When liquidators buy merchandise at a liquidation auction it means, for example, that if a Betsey Johnson dress has a retail value of $100, which would have been marked up from its original cost value, the liquidator would have paid $102 for the dress before the going-out-of business sales even began.
"[Liquidators] build a model for what [they] think [they] can sell [merchandise] to the public for," said the source involved in the auction. "To the consumer, it's seamless."
So the liquidator has to mark up the dress even more to get his cut, especially since Bet-
sey Johnson inventory is being sold at discounts of 20% to 50% off the sticker price.
"The liquidators felt that there was a sufficient margin in the goods and some room to make a profit," Wallack said.
He noted that two other parties competed at the May 8 auction -- Great American Group and a joint venture between Tiger Capital Group LLC and SB Capital Group LLC. Hilco was the stalking-horse bidder going into the auction, with a bid guaranteeing the debtor would recoup 92% of the cost value of the merchandise.
Wallack attributed the competitiveness of the auction -- the winning group topped the stalking horse's bid by 10 percentage points -- to the popularity of Betsey Johnson's brand, among other things.
"It's an iconic retailer with a lot of following in various groups," Wallack said.
The bigger issue, however, may be that the market for liquidation sales is particularly slow right now. The auction source noted that the senior management of each liquidation firm was present at the auction, which speaks to how slow it is.
Also, it's prom season, which would boost demand for Betsey Johnson fashions, Wallack pointed out.
Because of what Betsey Johnson will earn from the GOB sales, the company will be able to "enhance its return to the creditor constituencies, [such as] Steven Madden Ltd. and its unsecured creditors," Wallack added.
Judge James M. Peck of the U.S. Bankruptcy Court for the Southern District of New York in Manhattan approved the going-out-of-business sales on May 10. The sales started the next day.
Wallack said the company can keep the stores operating through July 31, but many of the stores may close before then.
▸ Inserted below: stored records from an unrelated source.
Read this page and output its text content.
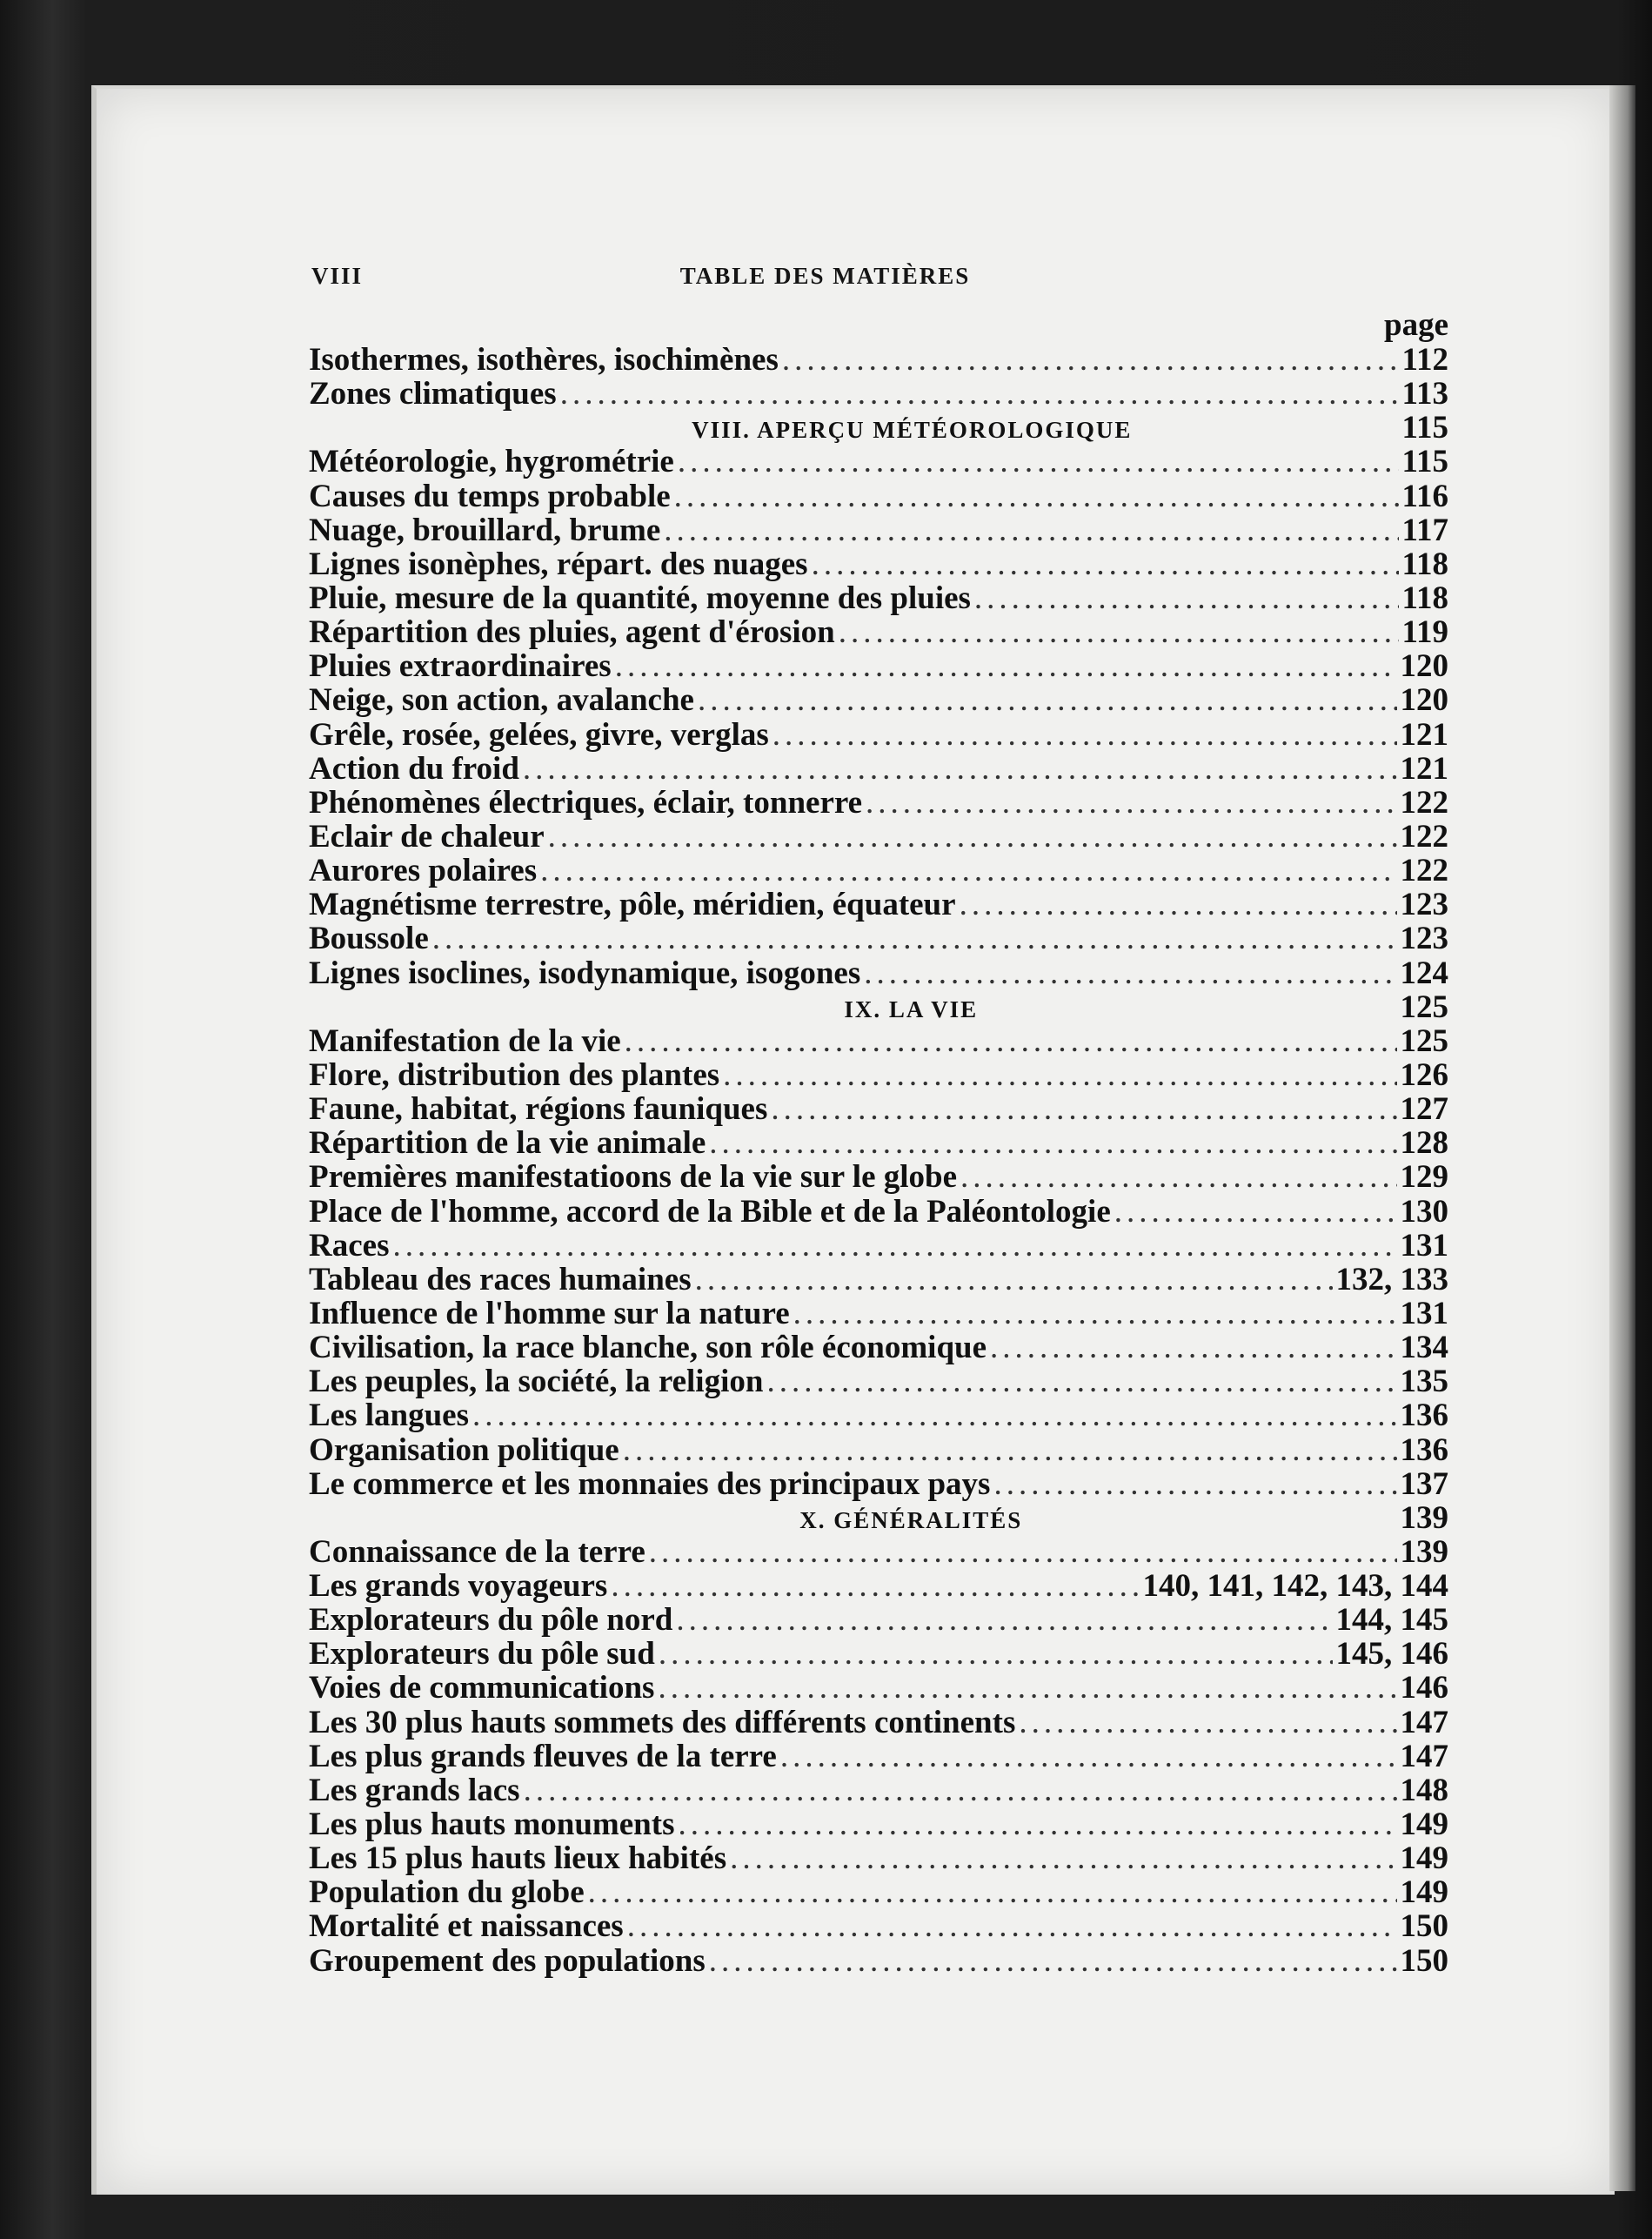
VIII	TABLE DES MATIÈRES
page
Isothermes, isothères, isochimènes .....	112
Zones climatiques .....	113
VIII. APERÇU MÉTÉOROLOGIQUE	115
Météorologie, hygrométrie .....	115
Causes du temps probable .....	116
Nuage, brouillard, brume .....	117
Lignes isonèphes, répart. des nuages .....	118
Pluie, mesure de la quantité, moyenne des pluies .....	118
Répartition des pluies, agent d'érosion .....	119
Pluies extraordinaires .....	120
Neige, son action, avalanche .....	120
Grêle, rosée, gelées, givre, verglas .....	121
Action du froid .....	121
Phénomènes électriques, éclair, tonnerre .....	122
Eclair de chaleur .....	122
Aurores polaires .....	122
Magnétisme terrestre, pôle, méridien, équateur .....	123
Boussole .....	123
Lignes isoclines, isodynamique, isogones .....	124
IX. LA VIE	125
Manifestation de la vie .....	125
Flore, distribution des plantes .....	126
Faune, habitat, régions fauniques .....	127
Répartition de la vie animale .....	128
Premières manifestatioons de la vie sur le globe .....	129
Place de l'homme, accord de la Bible et de la Paléontologie .....	130
Races .....	131
Tableau des races humaines .....	132, 133
Influence de l'homme sur la nature .....	131
Civilisation, la race blanche, son rôle économique .....	134
Les peuples, la société, la religion .....	135
Les langues .....	136
Organisation politique .....	136
Le commerce et les monnaies des principaux pays .....	137
X. GÉNÉRALITÉS	139
Connaissance de la terre .....	139
Les grands voyageurs .....	140, 141, 142, 143, 144
Explorateurs du pôle nord .....	144, 145
Explorateurs du pôle sud .....	145, 146
Voies de communications .....	146
Les 30 plus hauts sommets des différents continents .....	147
Les plus grands fleuves de la terre .....	147
Les grands lacs .....	148
Les plus hauts monuments .....	149
Les 15 plus hauts lieux habités .....	149
Population du globe .....	149
Mortalité et naissances .....	150
Groupement des populations .....	150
Betsey Johnson is owned by Boston private equity firm Castanea Partners, which purchased the company from Betsey Johnson and her co-designer, Chantal Bacon, on Aug. 20, 2007. Johnson and Bacon still held some of the equity after the acquisition, but Castanea owned the majority of voting shares.
Betsey Johnson filed for Chapter 11 on April 26 due to declining sales and profits, but the company had commenced an out-of-court restructuring on Oct. 5, 2010, under which it sold all of its intellectual property to Steven Madden in full satisfaction of a $50 million loan. Steven Madden and Castanea became the sole owners of the company, with 10% and 90% stakes, respectively. Castanea provided a $3 million equity infusion.
The brand was developed by Betsey Johnson, a 69-year-old grandmother and breast cancer survivor who found inspiration from dancing. She originally wanted to design costumes, but over the years, her talent and eccentricities led her through a string of projects that placed her at the forefront of fashion and in the Fashion Walk of Fame.
Along with Wallack, debtor counsel is Douglas B. Rosner, Gregory O. Kaden and Vanessa V. Peck of Goulston & Storrs and Frank A. Oswald of Togut, Segal & Segal LLP.
Richter Consulting Inc. is the debtor's financial adviser.
A representative from Hilco was unavailable for comment. Gordon Brothers declined comment.
Representatives from Betsey Johnson and Steven Madden did not respond to requests for comment.